Both file and commit contain changes clouseau should flag. SSN is 167-99-0000  Line:1
_ _ _ _ _ _ _ _ _ _ _ _ _ _ _ _ _ _ _ _ _ _ _ _ _ _ _ _ _ _ _ _ _ _ _ _ _ _ _ _ _ _ _ _ _ _ _ _ _ _ _ _ _ _ _ _ _ _ _ _

✓  hooktest2.txt
Search term:  [0-9]{1,3}\.[0-9]{1,3}\.[0-9]{1,3}\.[0-9]{1,3}
https://github.com/marcesher/cato/commit/867c3ab938becbafb96d922e0f8134b1f0faf354
Author: Marc Esher <marc.esher@gmail.com> Date:   Tue Feb 25 09:28:34 2014 -0500
Clouseau should flag some stuff here

+My IP is 127.2.3.5  Line:6
_ _ _ _ _ _ _ _ _ _ _ _ _ _ _ _ _ _ _ _ _ _ _ _ _ _ _ _ _ _ _ _ _ _ _ _ _ _ _ _ _ _ _ _ _ _ _ _ _ _ _ _ _ _ _ _ _ _ _ _

✓  hooktest.txt
Search term:  username[ ]*=[ ]*.+
https://github.com/marcesher/cato/commit/3768636cc08d3d3ad21f14c01256e52f082c5ad1
Author: Marc Esher <marc.esher@gmail.com> Date:   Tue Feb 25 09:52:00 2014 -0500
Both file and commit contain changes clouseau should flag.

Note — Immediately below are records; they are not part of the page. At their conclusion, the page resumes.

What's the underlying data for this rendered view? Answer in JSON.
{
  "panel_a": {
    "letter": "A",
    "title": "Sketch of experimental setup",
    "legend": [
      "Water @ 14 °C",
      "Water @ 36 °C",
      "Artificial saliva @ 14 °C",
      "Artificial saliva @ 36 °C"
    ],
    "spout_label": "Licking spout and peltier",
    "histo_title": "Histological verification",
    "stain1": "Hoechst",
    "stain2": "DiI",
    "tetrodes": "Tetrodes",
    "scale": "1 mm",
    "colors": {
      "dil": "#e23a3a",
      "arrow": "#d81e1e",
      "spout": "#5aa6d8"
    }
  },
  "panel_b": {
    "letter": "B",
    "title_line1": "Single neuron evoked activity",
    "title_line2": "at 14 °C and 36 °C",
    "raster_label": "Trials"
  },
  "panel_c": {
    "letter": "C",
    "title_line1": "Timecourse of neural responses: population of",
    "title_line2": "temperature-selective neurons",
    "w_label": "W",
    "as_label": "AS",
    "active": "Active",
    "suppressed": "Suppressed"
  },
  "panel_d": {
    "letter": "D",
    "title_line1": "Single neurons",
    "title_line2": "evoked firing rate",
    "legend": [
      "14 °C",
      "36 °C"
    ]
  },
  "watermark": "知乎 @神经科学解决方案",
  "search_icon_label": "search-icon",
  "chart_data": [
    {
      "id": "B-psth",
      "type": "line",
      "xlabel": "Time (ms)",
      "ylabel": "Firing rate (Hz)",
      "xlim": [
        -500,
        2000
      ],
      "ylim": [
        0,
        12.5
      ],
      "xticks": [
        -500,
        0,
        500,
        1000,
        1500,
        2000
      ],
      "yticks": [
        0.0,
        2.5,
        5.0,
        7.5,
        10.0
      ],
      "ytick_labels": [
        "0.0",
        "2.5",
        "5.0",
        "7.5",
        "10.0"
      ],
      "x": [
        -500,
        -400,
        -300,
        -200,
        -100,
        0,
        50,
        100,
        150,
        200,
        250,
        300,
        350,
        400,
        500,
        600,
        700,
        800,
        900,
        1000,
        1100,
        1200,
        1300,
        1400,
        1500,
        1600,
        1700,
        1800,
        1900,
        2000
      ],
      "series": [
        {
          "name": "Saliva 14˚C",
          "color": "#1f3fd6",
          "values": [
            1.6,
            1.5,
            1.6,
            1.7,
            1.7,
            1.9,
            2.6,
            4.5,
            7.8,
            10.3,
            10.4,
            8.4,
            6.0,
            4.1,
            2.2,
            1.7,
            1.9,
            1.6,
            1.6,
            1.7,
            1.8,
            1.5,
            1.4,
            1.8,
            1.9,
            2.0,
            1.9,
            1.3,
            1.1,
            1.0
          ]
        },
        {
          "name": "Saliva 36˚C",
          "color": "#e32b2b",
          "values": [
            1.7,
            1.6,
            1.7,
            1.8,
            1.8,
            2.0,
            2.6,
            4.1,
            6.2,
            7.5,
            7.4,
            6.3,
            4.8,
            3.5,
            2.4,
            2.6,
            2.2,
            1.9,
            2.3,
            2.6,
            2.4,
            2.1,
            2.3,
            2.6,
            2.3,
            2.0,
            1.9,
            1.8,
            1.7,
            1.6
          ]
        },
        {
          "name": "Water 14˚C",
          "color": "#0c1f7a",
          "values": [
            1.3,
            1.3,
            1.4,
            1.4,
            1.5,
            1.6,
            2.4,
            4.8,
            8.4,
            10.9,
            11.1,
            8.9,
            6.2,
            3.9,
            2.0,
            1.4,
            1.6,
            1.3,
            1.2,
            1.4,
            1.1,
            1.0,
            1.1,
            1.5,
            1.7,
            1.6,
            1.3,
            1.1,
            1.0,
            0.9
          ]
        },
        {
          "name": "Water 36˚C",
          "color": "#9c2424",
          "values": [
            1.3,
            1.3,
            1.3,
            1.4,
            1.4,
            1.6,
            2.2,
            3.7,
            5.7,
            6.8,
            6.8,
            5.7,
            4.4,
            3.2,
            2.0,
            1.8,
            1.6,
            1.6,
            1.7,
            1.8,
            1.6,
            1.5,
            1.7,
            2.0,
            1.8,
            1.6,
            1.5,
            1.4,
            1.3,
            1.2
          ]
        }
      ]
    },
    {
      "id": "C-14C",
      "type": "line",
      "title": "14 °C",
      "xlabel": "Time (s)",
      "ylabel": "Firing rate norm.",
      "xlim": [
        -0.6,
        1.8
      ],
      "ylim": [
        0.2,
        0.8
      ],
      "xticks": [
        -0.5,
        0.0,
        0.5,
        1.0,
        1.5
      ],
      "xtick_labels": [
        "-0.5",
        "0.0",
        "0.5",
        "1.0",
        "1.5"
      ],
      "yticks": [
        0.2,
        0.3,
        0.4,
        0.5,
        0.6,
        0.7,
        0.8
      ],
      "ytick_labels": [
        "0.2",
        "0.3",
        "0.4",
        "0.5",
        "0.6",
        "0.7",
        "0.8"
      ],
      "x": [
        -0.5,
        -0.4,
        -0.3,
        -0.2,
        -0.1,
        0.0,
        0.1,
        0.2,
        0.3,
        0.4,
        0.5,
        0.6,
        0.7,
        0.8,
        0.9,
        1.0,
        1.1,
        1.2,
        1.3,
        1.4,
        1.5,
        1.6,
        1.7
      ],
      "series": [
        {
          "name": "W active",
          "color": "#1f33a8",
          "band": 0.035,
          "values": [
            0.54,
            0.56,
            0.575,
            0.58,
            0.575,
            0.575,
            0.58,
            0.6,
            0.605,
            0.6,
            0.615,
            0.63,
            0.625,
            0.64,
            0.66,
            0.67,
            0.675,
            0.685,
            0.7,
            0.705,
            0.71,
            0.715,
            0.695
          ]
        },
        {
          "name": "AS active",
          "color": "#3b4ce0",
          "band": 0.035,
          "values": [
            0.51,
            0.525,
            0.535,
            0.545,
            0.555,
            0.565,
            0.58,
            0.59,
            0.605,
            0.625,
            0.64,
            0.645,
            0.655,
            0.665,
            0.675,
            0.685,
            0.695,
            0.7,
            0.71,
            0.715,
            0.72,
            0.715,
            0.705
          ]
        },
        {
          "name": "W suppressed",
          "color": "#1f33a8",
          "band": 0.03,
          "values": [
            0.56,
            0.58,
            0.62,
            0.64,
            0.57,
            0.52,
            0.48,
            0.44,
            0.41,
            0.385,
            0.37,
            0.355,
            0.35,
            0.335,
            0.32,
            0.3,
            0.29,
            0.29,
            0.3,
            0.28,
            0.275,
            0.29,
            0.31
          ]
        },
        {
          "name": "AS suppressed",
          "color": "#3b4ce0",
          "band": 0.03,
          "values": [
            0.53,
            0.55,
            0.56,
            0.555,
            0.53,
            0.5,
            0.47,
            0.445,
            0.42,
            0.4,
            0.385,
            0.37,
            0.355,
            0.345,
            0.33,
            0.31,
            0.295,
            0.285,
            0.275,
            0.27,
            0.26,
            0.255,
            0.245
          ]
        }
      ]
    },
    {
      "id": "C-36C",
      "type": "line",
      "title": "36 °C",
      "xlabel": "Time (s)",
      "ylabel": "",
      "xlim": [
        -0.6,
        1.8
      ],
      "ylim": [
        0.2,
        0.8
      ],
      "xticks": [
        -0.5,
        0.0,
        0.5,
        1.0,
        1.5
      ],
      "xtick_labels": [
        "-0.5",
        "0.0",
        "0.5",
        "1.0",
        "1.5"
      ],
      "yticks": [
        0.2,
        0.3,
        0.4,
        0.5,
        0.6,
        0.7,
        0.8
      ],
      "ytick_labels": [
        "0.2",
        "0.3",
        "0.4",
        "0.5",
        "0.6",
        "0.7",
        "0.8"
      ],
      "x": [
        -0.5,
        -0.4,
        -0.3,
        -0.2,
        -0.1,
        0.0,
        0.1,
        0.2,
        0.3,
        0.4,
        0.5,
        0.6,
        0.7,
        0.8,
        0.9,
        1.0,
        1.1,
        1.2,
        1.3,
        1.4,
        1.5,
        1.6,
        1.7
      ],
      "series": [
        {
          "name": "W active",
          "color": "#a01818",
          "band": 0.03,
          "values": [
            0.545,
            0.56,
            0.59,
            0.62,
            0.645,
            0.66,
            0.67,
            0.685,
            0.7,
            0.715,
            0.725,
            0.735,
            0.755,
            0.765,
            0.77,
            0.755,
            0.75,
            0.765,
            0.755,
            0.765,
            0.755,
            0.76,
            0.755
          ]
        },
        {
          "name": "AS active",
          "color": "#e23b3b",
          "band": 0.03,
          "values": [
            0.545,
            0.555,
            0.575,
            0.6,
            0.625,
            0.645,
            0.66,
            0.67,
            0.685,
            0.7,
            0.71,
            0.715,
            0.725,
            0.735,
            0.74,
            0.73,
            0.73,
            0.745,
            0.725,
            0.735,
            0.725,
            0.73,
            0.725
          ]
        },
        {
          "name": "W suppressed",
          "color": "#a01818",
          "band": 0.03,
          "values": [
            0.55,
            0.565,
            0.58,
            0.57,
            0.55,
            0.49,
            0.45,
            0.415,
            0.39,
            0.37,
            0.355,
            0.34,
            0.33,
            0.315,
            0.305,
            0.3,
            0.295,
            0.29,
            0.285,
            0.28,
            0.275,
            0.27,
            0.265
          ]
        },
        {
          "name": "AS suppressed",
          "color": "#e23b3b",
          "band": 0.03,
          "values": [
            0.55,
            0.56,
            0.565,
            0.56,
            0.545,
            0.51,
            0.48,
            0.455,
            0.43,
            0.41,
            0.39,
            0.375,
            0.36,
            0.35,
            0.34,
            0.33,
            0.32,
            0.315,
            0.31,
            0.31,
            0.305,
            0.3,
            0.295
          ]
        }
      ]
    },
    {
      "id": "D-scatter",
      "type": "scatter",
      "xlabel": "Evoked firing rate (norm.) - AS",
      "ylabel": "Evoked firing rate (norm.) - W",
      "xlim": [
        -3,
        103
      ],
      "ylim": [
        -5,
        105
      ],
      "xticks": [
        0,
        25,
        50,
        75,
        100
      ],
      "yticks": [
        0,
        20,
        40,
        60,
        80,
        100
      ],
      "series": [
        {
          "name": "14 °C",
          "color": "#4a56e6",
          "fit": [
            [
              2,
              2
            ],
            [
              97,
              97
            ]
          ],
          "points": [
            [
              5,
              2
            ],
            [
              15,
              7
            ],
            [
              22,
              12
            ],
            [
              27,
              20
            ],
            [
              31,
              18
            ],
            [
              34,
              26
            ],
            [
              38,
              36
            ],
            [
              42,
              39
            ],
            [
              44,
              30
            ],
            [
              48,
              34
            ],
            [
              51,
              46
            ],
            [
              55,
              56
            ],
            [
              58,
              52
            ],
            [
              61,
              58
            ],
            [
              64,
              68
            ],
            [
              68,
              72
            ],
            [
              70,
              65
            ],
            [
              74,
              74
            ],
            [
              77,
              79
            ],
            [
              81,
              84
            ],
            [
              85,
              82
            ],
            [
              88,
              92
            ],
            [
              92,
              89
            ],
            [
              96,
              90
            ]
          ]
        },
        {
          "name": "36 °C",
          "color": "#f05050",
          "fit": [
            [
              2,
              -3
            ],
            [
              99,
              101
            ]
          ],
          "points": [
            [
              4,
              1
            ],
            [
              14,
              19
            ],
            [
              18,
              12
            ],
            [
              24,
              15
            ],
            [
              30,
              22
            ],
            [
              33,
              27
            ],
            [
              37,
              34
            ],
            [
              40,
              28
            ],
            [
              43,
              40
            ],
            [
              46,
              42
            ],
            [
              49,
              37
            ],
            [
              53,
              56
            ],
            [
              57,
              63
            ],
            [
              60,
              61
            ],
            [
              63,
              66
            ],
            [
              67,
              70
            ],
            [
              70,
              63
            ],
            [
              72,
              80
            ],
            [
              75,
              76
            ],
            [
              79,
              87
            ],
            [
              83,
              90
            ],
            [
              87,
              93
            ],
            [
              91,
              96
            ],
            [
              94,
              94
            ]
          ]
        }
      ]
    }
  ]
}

SSN is 167-99-0000

+My  username="TheKidDontPlay"  Line:15
_ _ _ _ _ _ _ _ _ _ _ _ _ _ _ _ _ _ _ _ _ _ _ _ _ _ _ _ _ _ _ _ _ _ _ _ _ _ _ _ _ _ _ _ _ _ _ _ _ _ _ _ _ _ _ _ _ _ _ _

-------------------------------------------------------------------------------
      What do you do when you find something that should't be there?

         https://help.github.com/articles/remove-sensitive-data
-------------------------------------------------------------------------------
marcesher commented 10 years ago

@dlapiduz @virtix Running as a post-commit hook is now supported and documented in the parse_commit branch. Once I add proper unit tests, I'll merge to master.